Von 7-9 Uhr abends ist jetzt die berühmte Tanzstunde, welche ich glücklicherweise mit mehreren Bekannten, namentlichen mit meinem näheren Freunde Dreier aus Bremen und dessen Bekannten Knauf, zusammen habe, so daß wir uns die höchst langweilige Geschichte durch gegenseitiges Amüsement recht munter und lustig machen. Unser Tanzmeister, Herr Quäsar, ein fast ebenso breiter und dicker als langer Fleischklumpen, sowie seine kaum weniger wohlbeleibte Frau Ballettmeisterin geben uns in der Tat durch die Beschränkheit des Gehirns, das der Hypertrophie ihres Fettzellgewebes entsprechend atrophisch geworden zu sein scheint, Stoff genug zum Lachen und Lustigmachen.
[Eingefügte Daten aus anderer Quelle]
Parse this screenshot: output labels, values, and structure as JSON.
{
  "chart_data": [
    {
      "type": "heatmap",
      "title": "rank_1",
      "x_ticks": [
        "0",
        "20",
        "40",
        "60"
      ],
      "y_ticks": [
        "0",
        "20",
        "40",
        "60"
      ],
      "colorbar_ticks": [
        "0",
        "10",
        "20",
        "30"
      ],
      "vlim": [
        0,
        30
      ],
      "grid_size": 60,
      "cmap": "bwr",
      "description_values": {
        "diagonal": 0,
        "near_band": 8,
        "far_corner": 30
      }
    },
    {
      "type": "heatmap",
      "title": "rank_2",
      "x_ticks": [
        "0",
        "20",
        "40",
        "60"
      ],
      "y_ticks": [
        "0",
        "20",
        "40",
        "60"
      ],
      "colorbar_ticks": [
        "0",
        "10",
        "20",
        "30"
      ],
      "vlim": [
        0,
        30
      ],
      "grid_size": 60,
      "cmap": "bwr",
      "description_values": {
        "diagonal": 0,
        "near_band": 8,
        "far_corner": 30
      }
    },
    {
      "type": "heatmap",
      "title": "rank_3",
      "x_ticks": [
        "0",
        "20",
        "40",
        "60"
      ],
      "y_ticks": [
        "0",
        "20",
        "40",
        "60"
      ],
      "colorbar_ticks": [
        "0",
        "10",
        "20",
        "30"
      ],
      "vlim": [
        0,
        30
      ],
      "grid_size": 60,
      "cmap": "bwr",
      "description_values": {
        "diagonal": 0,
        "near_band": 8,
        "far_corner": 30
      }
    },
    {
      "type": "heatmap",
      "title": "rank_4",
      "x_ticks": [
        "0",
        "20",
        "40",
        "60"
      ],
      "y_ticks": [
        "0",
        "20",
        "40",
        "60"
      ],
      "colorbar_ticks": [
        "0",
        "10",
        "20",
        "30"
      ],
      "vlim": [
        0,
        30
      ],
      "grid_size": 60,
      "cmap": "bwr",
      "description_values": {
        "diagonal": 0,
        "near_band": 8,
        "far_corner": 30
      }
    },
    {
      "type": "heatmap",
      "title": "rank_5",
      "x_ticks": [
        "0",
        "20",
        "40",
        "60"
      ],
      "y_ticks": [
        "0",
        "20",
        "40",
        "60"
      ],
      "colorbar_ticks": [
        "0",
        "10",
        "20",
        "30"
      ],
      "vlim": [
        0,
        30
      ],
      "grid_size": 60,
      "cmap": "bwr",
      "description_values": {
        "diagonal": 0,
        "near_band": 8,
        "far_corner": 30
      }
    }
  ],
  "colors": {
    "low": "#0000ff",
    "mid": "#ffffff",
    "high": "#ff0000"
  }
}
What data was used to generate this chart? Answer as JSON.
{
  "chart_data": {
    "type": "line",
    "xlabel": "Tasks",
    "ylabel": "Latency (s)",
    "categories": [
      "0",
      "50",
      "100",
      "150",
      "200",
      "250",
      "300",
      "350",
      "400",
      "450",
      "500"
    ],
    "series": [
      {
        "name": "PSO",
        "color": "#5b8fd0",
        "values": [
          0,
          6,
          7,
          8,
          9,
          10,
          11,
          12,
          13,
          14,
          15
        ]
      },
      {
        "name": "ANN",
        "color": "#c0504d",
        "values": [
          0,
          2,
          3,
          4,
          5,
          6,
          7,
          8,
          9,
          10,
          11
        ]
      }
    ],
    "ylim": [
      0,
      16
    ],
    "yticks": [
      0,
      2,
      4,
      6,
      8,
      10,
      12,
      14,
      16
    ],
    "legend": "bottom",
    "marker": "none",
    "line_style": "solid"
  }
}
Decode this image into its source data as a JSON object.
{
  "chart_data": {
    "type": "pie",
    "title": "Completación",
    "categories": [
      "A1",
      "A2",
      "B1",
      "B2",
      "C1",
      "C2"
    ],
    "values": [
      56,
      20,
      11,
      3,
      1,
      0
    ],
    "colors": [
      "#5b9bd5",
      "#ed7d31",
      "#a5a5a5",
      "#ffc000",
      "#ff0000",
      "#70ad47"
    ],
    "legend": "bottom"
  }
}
Die ersten Stunden brachte er bloß damit zu, uns einzuschulen, wie wir Komplimente zu machen, insbesondere aber, wie wir uns vor dem König und der Königin zu benehmen hätten. Gegenwärtig wird eifrigst Fran*aise einstudiert (mit sechs Damen), wobei ich mit meinen langen Beinen oft großartige Sätze durch den halben Tanzsaal mache. Überhaupt ist mein Ungeschick dabei natürlich bewundernswert. Nach der Tanzstunde oder an den Tagen, wo diese nicht stattfindet, nach der englischen Stunde, welche ich bei einem ganz sonderbaren Engländer, Mr. Watson Sratshard, genieße, gehe ich gewöhnlich ein wenig mit Beckmann und Strube kneipen. Dann wird regelmäßig noch bis 12 oder 1 Uhr zu Hause gearbeitet. Namentlich will ich jetzt in diesen Stunden meine Reisebeschreibung wieder fortsetzen, deren Ausarbeitung mir ungemein großes Vergnügen macht, da ich alle die herrlichen Genüsse der unvergeßlichen Reise dabei noch einmal im Geiste durchlebe. Schade nur, daß ich bei der geringen Übung im Schreiben, die leider bei unseren Universitätsstudien noch so sehr vernachlässig wird, so daß wir die geringe, auf der Schule erworbene Stilfertigkeit bald wieder einbüßen, so wenig imstande bin, die verschiedenen lebhaften Gefühle, Ansichten und Genüsse, die noch bei der Rückerinnerung an die herrlichen Erlebnisse meine Sinne lebhaft erregen, treu wiederzugeben . . .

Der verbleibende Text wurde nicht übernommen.